Gaylord, Singleton & McNally, by L. W. Gaylord, Jr. and Vernon G. Snyder, III, and Gurganus & Bowen, by Edgar J. Gurganus, for the defendant.

PER CURIAM.

Defendant was indicted for first degree murder. He was convicted of involuntary manslaughter. In brief, the evidence tended to show that, on 4 January 1980, defendant had been drinking intoxicants with David Edmondson during most of the day. Later that evening, defendant, with Edmondson and two other companions, drove to Bobby Wynne’s trailer to get some “hash.” A loaded rifle, with the hammer forward, was on the floor of the car beside defendant. Upon arrival at Wynne’s residence, defendant parked the car parallel to the trailer. Edmondson got out and went inside. Later, defendant, who was still waiting in the car, said “I’ll fix him,” picked up the rifle and pointed it at the trailer. The gun discharged. The bullet passed through the wall of the trailer and killed Bobby Wynne.

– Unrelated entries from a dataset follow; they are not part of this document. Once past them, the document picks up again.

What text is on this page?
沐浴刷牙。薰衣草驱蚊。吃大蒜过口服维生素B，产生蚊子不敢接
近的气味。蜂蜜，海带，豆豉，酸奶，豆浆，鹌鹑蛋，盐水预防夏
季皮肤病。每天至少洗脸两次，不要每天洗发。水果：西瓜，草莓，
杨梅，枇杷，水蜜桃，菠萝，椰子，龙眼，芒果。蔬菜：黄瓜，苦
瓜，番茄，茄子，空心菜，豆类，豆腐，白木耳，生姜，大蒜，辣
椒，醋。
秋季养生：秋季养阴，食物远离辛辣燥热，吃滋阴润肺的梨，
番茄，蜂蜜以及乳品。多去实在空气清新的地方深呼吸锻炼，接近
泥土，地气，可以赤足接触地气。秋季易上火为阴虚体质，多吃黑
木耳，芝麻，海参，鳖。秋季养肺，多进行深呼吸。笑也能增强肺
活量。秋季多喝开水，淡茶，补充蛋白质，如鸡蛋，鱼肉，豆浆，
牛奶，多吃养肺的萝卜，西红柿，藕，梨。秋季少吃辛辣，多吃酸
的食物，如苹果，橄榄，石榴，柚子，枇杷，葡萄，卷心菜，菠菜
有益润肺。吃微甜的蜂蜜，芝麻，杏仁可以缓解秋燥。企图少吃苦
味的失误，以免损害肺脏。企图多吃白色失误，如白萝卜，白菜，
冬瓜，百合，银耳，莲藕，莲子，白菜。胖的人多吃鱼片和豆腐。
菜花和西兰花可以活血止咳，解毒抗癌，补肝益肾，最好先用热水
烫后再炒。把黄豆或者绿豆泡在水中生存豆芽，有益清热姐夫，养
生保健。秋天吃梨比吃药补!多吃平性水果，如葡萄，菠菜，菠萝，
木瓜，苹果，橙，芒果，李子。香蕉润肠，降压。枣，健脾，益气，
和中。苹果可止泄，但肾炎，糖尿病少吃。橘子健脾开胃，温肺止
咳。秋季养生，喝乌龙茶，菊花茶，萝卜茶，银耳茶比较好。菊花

*386The Court of Appeals held that the evidence authorized submission of the charge of involuntary manslaughter to the jury and that the trial court did not commit prejudicial error regarding its instructions upon this crime. Nevertheless, the Court of Appeals did find reversible error in the trial judge’s instructions on accidental death or misadventure and granted defendant a new trial. We granted the State’s petition for discretionary review upon this latter point on 5 May 1981.

In sum, the Court of Appeals held that the instructions improperly permitted the jury to negate the defense of accidental killing without first finding that defendant had been criminally or culpably negligent in the handling of a weapon. In so holding, the Court of Appeals relied on three decisions of this Court: State v. Faust, 254 N.C. 101, 118 S.E. 2d 769, cert. denied, 368 U.S. 851, 82 S.Ct. 85, 7 L.Ed. 2d 49 (1961); State v. Kluckhohn, 243 N.C. 306, 90 S.E. 2d 768 (1956); State v. Early, 232 N.C. 717, 62 S.E. 2d 84 (1950).

After a thorough and careful examination of the record and briefs, and the authorities cited therein, and giving due consideration to the oral arguments presented on this question, we conclude that the petition for further review was improvidently granted. The order granting discretionary review is hereby vacated. The decision of the Court of Appeals granting defendant a new trial, for error in the instructions on accidental killing, shall remain undisturbed and in full force and effect.

Discretionary review improvidentally allowed.